The goal of this camp is to provide young choristers with the opportunity to increase their musical skills, learn new choral repertoire, worship God, build friendships and have a good time. Musical instruction will be lead by professional, university-trained musicians in a safe, supportive environment. St. Bartholomew’s is an affiliate of the Royal School of Church Music and we are pleased to be able to offer the RSCM’s well established Voice for Life chorister training program. This is a graded program which provides the young singer an opportunity to learn how to read music, sing with beautiful, healthy vocal technique, and handle themselves well in performance. Each of these skills will remain valuable for a lifetime of singing.
He also notes:
Although St. Bartholomew's is a Christian parish in the Anglican tradition, any young person who is interested in singing is welcome to participate in our Choir Camp regardless of religious background.
I'm looking forward to hearing how this year's camp goes.

Monday, July 02, 2007


The anticipated news came while we were on the road Friday: our Bishop James Provence is now Archbishop-elect of the APCK!

We were almost in the neighborhood at the time, having been on the road to California since Thursday morning and were in the vicinity of Sacramento, just a couple hours or so away, on the way to celebrate my father's 80th birthday AND 50th anniversary of his ordination. We'd considered attending St. Peter's for the Mass and election Friday morning, but it was just a bit too far. So we just had to wait until we got the call on the cellphone.
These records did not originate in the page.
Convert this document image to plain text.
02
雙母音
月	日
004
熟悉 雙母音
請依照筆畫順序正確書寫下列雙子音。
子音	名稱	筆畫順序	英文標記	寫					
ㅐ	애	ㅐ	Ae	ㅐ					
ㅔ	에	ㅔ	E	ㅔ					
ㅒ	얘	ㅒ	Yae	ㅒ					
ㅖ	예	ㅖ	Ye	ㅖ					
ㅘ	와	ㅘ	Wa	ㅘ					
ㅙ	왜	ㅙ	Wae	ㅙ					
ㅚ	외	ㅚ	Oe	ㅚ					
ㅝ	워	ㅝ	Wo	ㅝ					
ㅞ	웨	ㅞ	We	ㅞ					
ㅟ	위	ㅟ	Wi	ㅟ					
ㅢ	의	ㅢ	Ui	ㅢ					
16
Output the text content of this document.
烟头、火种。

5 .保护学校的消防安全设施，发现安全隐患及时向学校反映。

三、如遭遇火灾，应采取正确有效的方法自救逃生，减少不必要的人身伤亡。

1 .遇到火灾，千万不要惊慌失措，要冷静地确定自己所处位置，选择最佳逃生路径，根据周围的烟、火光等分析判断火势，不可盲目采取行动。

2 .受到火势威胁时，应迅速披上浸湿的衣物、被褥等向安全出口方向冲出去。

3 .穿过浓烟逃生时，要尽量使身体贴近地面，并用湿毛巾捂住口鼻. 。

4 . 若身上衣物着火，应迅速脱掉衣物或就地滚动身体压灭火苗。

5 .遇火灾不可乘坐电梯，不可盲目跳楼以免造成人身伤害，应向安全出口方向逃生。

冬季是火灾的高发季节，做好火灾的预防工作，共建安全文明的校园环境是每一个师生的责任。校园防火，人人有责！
This was not a big surprise, I guess, though I've only met one other of our bishops. Also not a surprise is that Archbishop Morse will keep a hand in on the seminary, St. Joseph of Arimathea, which I am told is a top-notch seminary -- hard to obtain admission (many applicants are turned away) and even harder to graduate from. But all the graduates I've known are top-notch, including (especially) Fr. Daniel. The seminary has always been a special interest to Archbishop Morse, and no doubt will retain its excellent standards under his continued guidance.

I'm just hoping this doesn't cancel Bishop Provence's plans to go camping with us at the First Annual Diocese of the Western States camp outing at Mt. Lassen National Park later this month!

Update 7/05: I talked with him Tuesday and he's going to be there!